CONFERENCE / REACT-2025

Controlling the energy of high-velocity flows downstream of spillways is critical to ensure structural stability and to minimize erosion. This research explores the effectiveness of various baffle block configurations, with a particular focus on inclined T-shape and stepped shape designs, for energy dissipation in stilling basins. Using ANSYS Fluent as the primary simulation platform, a series of computational fluid dynamics (CFD) analyses were conducted. The study evaluates how inclined baffle block geometry influence hydraulic jump formation and energy dissipation. Standard turbulence models and the Volume of Fluid (VOF) method were applied to simulate multiphase, open-channel flows.

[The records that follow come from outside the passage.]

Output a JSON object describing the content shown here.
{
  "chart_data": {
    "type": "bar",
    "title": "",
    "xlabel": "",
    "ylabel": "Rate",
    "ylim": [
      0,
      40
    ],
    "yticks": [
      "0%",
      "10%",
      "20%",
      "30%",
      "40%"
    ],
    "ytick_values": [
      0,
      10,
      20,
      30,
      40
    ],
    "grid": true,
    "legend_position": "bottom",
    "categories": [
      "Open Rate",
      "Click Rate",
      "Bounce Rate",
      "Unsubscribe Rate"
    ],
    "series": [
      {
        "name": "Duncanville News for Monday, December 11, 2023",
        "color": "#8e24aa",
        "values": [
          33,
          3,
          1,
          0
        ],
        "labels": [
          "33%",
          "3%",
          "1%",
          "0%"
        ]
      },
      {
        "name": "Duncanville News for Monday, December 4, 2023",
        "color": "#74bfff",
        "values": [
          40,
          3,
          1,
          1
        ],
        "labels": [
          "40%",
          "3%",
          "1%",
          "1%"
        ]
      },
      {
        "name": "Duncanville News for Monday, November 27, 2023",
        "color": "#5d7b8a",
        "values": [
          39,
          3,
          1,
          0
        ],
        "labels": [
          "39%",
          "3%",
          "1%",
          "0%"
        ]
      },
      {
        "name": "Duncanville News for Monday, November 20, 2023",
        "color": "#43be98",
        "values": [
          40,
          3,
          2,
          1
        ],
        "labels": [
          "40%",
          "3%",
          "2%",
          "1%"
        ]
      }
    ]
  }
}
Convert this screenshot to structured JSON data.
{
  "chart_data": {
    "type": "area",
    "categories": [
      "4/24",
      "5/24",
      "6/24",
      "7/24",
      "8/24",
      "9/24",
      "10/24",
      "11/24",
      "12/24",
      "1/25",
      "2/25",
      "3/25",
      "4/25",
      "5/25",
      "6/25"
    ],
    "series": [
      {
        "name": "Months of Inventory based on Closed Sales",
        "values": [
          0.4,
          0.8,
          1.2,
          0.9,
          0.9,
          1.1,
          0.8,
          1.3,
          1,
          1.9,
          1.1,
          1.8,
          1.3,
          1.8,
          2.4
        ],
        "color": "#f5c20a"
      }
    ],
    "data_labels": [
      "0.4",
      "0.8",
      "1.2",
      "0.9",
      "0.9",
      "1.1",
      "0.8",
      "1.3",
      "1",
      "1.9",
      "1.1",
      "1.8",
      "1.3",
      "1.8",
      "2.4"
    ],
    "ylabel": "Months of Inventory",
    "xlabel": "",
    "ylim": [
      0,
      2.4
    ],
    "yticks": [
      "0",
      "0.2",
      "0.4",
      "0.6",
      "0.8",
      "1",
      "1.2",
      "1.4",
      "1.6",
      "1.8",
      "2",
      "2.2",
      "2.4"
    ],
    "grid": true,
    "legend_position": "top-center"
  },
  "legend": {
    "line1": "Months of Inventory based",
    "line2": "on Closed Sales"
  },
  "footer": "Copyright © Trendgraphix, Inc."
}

The numerical models were validated with experimental data to ensure accuracy.The results showed that the inclined baffle blocks, especially the convergent T-shaped configurations, achieved higher energy loss and provided greater stability in flow conditions compared to traditional vertical or trapezoidal blocks. The T-shaped baffle block is also inclined to various angles and shows that energy loss increases with increase in angles. The comparative study between inclined T-shape and stepped shape is carried out which shows that convergent stepped shape baffle block gives 24.7 % more energy dissipation when compared to T- shape baffle blocks.The research concludes that geometric refinement of baffle structures can substantial enhance the performance of stilling basins in spillway systems.